A staggering 3,030 tonnes were imported into Britain in 2012 – double that of the next biggest European buyer, Sweden.
The British love-affair with the chewy Cypriot cheese has grown dramatically thanks to celebrity chefs and more adventurous culinary tastes.
Tesco has doubled its range of Greek cheese in the past year and sales of its own-brand halloumi are up by a whopping 132 per cent.
They now stock and sell six different varieties and sales of feta cheese are also soaring in the UK.
Tesco cheese buyer Ashleigh MacFarlane said: “We started selling one type of feta and one type of halloumi about 10 years ago in our larger stores.
“The majority of sales would come during the summer months as they were then mainly bought to go in salads.
“But demand has really been boosted by celebrity chefs such as Nigella Lawson, Jamie Oliver and Gordon Ramsay who have featured these cheeses on their TV shows and in their recipe books.
“These programmes have helped demonstrate the versatility of these cheeses which are now often used in cooking to make pizzas, pies and lasagne as well as making great toppings for pasta dishes.”
Halloumi is made from a mixture of goat’s and sheep’s milk and its high melting point means it can be fried, grilled or barbecued.
It is also packaged in brine, which means it can be stored unopened in the fridge for up to a year whilst giving it a unique salty taste.
Cheese specialist Neil Burchell has said: “It’s easy to see why halloumi has done so well – it’s delicious fried, grilled or barbecued.”

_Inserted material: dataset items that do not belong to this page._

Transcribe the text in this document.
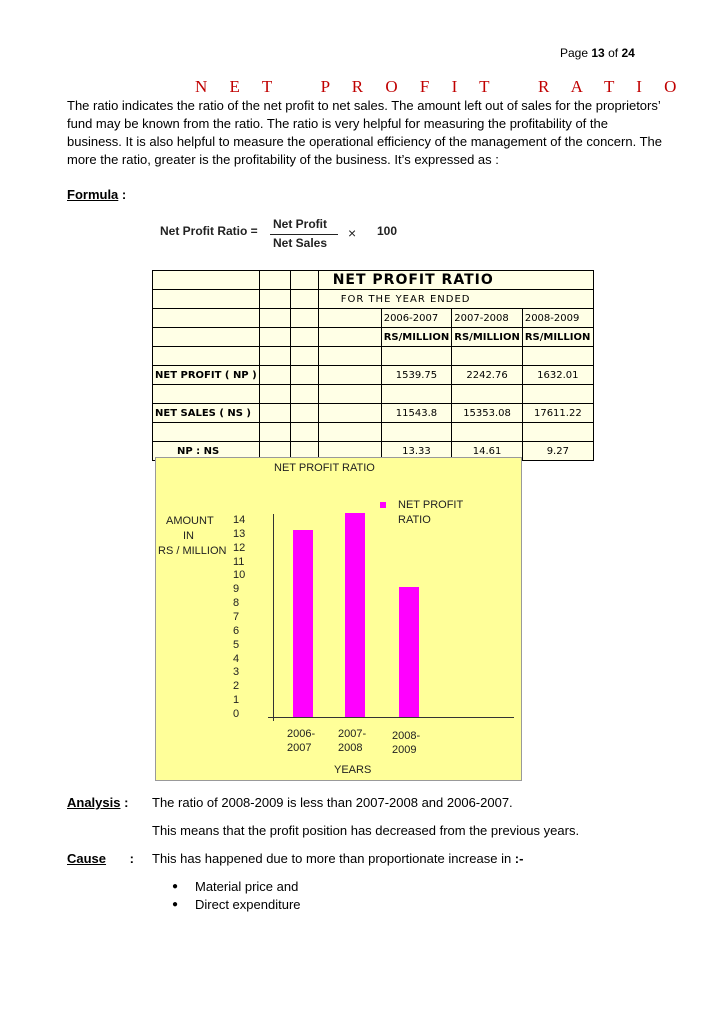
Page 13 of 24
N E T   P R O F I T   R A T I O
The ratio indicates the ratio of the net profit to net sales. The amount left out of sales for the proprietors’ fund may be known from the ratio. The ratio is very helpful for measuring the profitability of the business. It is also helpful to measure the operational efficiency of the management of the concern. The more the ratio, greater is the profitability of the business. It’s expressed as :
Formula :
Net Profit Ratio = Net Profit
Net Sales
× 100
			NET PROFIT RATIO			
			FOR THE YEAR ENDED			
				2006-2007	2007-2008	2008-2009
				RS/MILLION	RS/MILLION	RS/MILLION

NET PROFIT ( NP )				1539.75	2242.76	1632.01

NET SALES ( NS )				11543.8	15353.08	17611.22

NP : NS				13.33	14.61	9.27
NET PROFIT RATIO
AMOUNT
IN
RS / MILLION
NET PROFIT
RATIO
14
13
12
11
10
9
8
7
6
5
4
3
2
1
0
2006-
2007
2007-
2008
2008-
2009
YEARS
Analysis : The ratio of 2008-2009 is less than 2007-2008 and 2006-2007.
This means that the profit position has decreased from the previous years.
Cause : This has happened due to more than proportionate increase in :-
● Material price and
● Direct expenditure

It has also become a popular choice in restaurants such as Nando’s, which serve slices of halloumi as a side order. Its sales have risen 138 per cent since 2010.
Antonis Evangelou, owner of London’s Lemonia restaurant, said he now sells 60kg of the cheese per week.
“You can do so many things with it,” he said. “More people are requesting it now.
“It’s not just growing in Britain but everywhere – in the US, in Europe. I was in Dubai recently and they served it in the breakfast lounge, it was very popular, they ate all of it.
“It’s a unique taste. You can’t compare it with any other cheese. It’s just unique.”
In 2012 the UK imported more Halloumi than Sweden, at 1,280 tonnes, Germany, at 870 tonnes and Austria, at 510 tonnes, put together.
With rising demand the Cypriots have begun a fight to give Halloumi a protected designation of origin (PDO) status from the European Union.
The protection would lay down a criteria which a cheese would have to meet in order to be labelled as “halloumi” and protect the Cypriot industry from competitors.
However the process has so far failed, resulting in big clashes as to how to make the cheese.
Traditional Halloumi is made from a mixture of goat’s and sheep’s milk, but with no PDO to regulate its creation many varieties can also contain cow’s milk.